As a manufacturer, creating an effective pricing sheet for retailers who will buy and resell your products is one of the most important business decisions you can make. You might sell the best products in your industry, but if you don’t set sustainable, profit-generating prices for your products, ultimately your business will fail. Factors to consider when making your pricing sheet include your production costs, what customers are willing to pay for your product, what your break-even point is, what your competition charges, and how much profit you want to make on the sale of your items.
Open a spreadsheet data software program that allows you to create lists and formulas. Format your pricing sheet in an easy to read font and black ink so that it can be clearly read. Label the top of your sheet as the current year followed by “Pricing Sheet.” Label the far left column “Items.” Label the next column “Production Costs.” Label a third column next to Production Costs as “Selling Price.”
Open a second sheet in your Pricing Sheet file and label it “Production Cost Breakdown.” List what you spend on tools, equipment, utilities, labor, rent, taxes, materials, packaging and advertising. List out any item-specific costs if you sell multiple items. If you sell items that you do not produce, include the cost you pay for each item. Label each column as a separate production cost.
Save your file and click back on the first sheet labelled “Pricing Sheet.” List all of the products you sell in the rows beneath the far left column. Enter production cost figures you calculated for each item in the second column by creating a linked formula cell for each item that adds the production costs from your "Production Cost Breakdown” sheet.

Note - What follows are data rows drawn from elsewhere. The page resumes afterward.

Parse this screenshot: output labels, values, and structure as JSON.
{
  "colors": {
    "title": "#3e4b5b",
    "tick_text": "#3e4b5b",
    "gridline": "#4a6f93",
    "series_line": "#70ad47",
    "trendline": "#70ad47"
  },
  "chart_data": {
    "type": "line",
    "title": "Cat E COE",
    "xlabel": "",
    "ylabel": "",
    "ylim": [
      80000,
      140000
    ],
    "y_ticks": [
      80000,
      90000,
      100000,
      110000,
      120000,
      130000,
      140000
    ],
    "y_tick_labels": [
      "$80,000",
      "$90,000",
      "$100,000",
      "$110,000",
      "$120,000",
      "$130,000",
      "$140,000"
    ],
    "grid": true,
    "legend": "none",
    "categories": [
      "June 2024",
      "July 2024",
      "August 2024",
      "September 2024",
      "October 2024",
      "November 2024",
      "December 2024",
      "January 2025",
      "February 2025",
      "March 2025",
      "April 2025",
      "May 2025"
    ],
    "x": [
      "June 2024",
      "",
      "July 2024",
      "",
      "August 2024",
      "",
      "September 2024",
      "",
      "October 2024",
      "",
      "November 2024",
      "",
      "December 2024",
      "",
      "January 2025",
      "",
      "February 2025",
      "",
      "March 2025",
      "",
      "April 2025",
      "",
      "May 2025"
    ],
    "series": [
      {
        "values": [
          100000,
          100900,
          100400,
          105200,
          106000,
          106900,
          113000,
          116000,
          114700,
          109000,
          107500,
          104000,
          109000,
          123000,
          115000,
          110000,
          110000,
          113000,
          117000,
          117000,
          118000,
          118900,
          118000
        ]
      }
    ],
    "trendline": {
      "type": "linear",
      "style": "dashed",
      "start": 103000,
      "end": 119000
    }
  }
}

Add your production costs, making sure that they include materials, overhead and labor costs. Add the profit that you want to make on each item, in dollars, to production costs. Divide that sum by the number of units you sell for each item. For example, if you sell single items and want to price them individually, use the following formula to determine your selling price: materials + overhead + labor + profit / by 1 = $/unit.
Enter a selling price for each item, in dollars, in the far right column. Create a linked formula in that cell that divides the sum in the cell to the left by the number of units you sell of each item. Save your file and print it. When one or some of your production costs change, update the figures in your “Production Cost Breakdown” sheet to automatically reconfigure your selling prices.